У моей головы медленно зажегся крохотный огонек — дух-яроша заплясал вокруг, путаясь у меня в волосах и слабо освещая поросшую мхом поверхность камней. Я указала ему рукой на девушку, и тот медленно поплыл к ней по воздуху.
— Привет, — негромко сказала я, когда она наконец подняла голову, чтобы взглянуть на духа. — Это яроша, они неопасные.
— Как ты нашла это место? — раздраженно спросила она, отмахиваясь от духа рукой, отчего тот обиженно растворился в воздухе. — Это отец тебя послал, да?
— И да, и нет, — честно ответила я, приближаясь к ней.
— Не подходи, или я брошусь в воду!
— Да тут глубины-то локтя не наберется.
— А я вниз головой!
Я вздохнула, покачивая головой и улыбаясь. Вот такой должна быть нормальная девушка, а не соль варить и людей убивать. Я бы с удовольствием обменялась с ней проблемами, если могла бы.
— Меня Майя зовут, — продолжала я и, дойдя до спокойной кромки воды, присела на землю. — А тебя?
— Линн, — негромко ответила она, усаживаясь обратно на свое место. — Чего тебе от меня надо?
— Хм, — хмыкнула я, пристально вглядываясь в ее лицо. — Ты правда красивая, не соврал Цугин.
— А, ты от него, — вздохнула она.
— А что в этом такого? Разве он тебе не нравится?
Она со злостью в глазах зыркнула на меня, нахмурив брови, и сразу же отвернулась.
— Тебе легко говорить... Нравится — не нравится...
— А что в этом сложного? — улыбнулась я. — У меня, между прочим, муж был.
— Был? — непонимающе переспросила она.
— Ничего сложного ведь, — я проигнорировала ее вопрос. — Человек не может вечно быть один. Кто-то ведь тебе точно нравится, м?
Она задумчиво взглянула на ночное небо, усеянное звездами. Ее светлые волосы развевались на ветру, словно передо мной сидел не живой человек, а призрак — настолько невесомой и хрупкой она казалась.

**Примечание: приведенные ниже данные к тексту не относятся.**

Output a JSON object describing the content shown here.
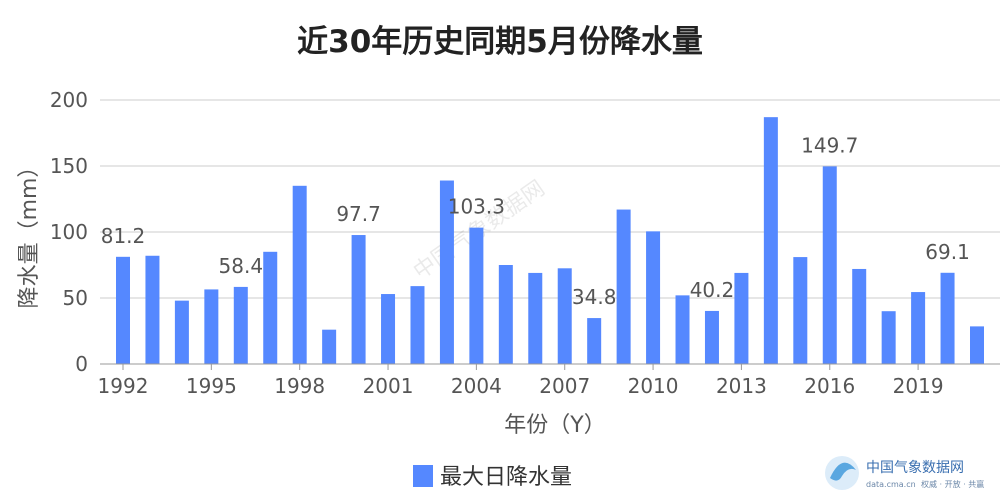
{
  "chart_data": {
    "type": "bar",
    "title": "近30年历史同期5月份降水量",
    "xlabel": "年份（Y）",
    "ylabel": "降水量（mm）",
    "ylim": [
      0,
      200
    ],
    "y_ticks": [
      0,
      50,
      100,
      150,
      200
    ],
    "x": [
      1992,
      1993,
      1994,
      1995,
      1996,
      1997,
      1998,
      1999,
      2000,
      2001,
      2002,
      2003,
      2004,
      2005,
      2006,
      2007,
      2008,
      2009,
      2010,
      2011,
      2012,
      2013,
      2014,
      2015,
      2016,
      2017,
      2018,
      2019,
      2020,
      2021
    ],
    "x_tick_labels": [
      "1992",
      "1995",
      "1998",
      "2001",
      "2004",
      "2007",
      "2010",
      "2013",
      "2016",
      "2019"
    ],
    "series": [
      {
        "name": "最大日降水量",
        "color": "#5588ff",
        "values": [
          81.2,
          82,
          48,
          56.5,
          58.4,
          85,
          135,
          26,
          97.7,
          53,
          59,
          139,
          103.3,
          75,
          69,
          72.5,
          34.8,
          117,
          100.5,
          52,
          40.2,
          69,
          187,
          81,
          149.7,
          72,
          40,
          54.5,
          69.1,
          28.5
        ]
      }
    ],
    "data_labels": [
      {
        "x": 1992,
        "text": "81.2"
      },
      {
        "x": 1996,
        "text": "58.4"
      },
      {
        "x": 2000,
        "text": "97.7"
      },
      {
        "x": 2004,
        "text": "103.3"
      },
      {
        "x": 2008,
        "text": "34.8"
      },
      {
        "x": 2012,
        "text": "40.2"
      },
      {
        "x": 2016,
        "text": "149.7"
      },
      {
        "x": 2020,
        "text": "69.1"
      }
    ],
    "grid": true,
    "legend": "bottom-center"
  },
  "watermark": "中国气象数据网",
  "logo": {
    "name": "中国气象数据网",
    "url": "data.cma.cn",
    "slogan": "权威 · 开放 · 共赢"
  }
}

— А почему мне должен кто-то нравиться? — снова нахмурилась она. — Я не хочу ни с кем быть.
— А чего ты хочешь? — я склонила голову набок.
— Хочу быть как Соленый Ворон, — вздохнула она. — Мне рассказывали путники. Она... Она сильная. И смелая. Ей никто не указ.
— Ошибаешься, — улыбнулась я, стараясь сдержать смешок. — Даже Соленый Ворон не свободна, уж поверь. Видела я ее и не раз.
— Правда?! — оживилась Линн. — Какая она, расскажи!
— Да плевать на нее, пойми ты! — я повернулась к ней и встала на ноги. — Плевать! Хочешь быть сильной — ну так и будь. Твой отец только хочет, чтобы была счастлива, вот и все.
— Но я... — неуверенно произнесла она, отводя взгляд. — Я не буду счастлива со скальдом. Он мне не нравится. Я ответила ему взаимностью только чтобы отца позлить.
— Но наполнила его сердце радостью, — улыбнулась я. — Пусть ему Цугин и не по душе, но твой отец решил, что так ты будешь счастлива.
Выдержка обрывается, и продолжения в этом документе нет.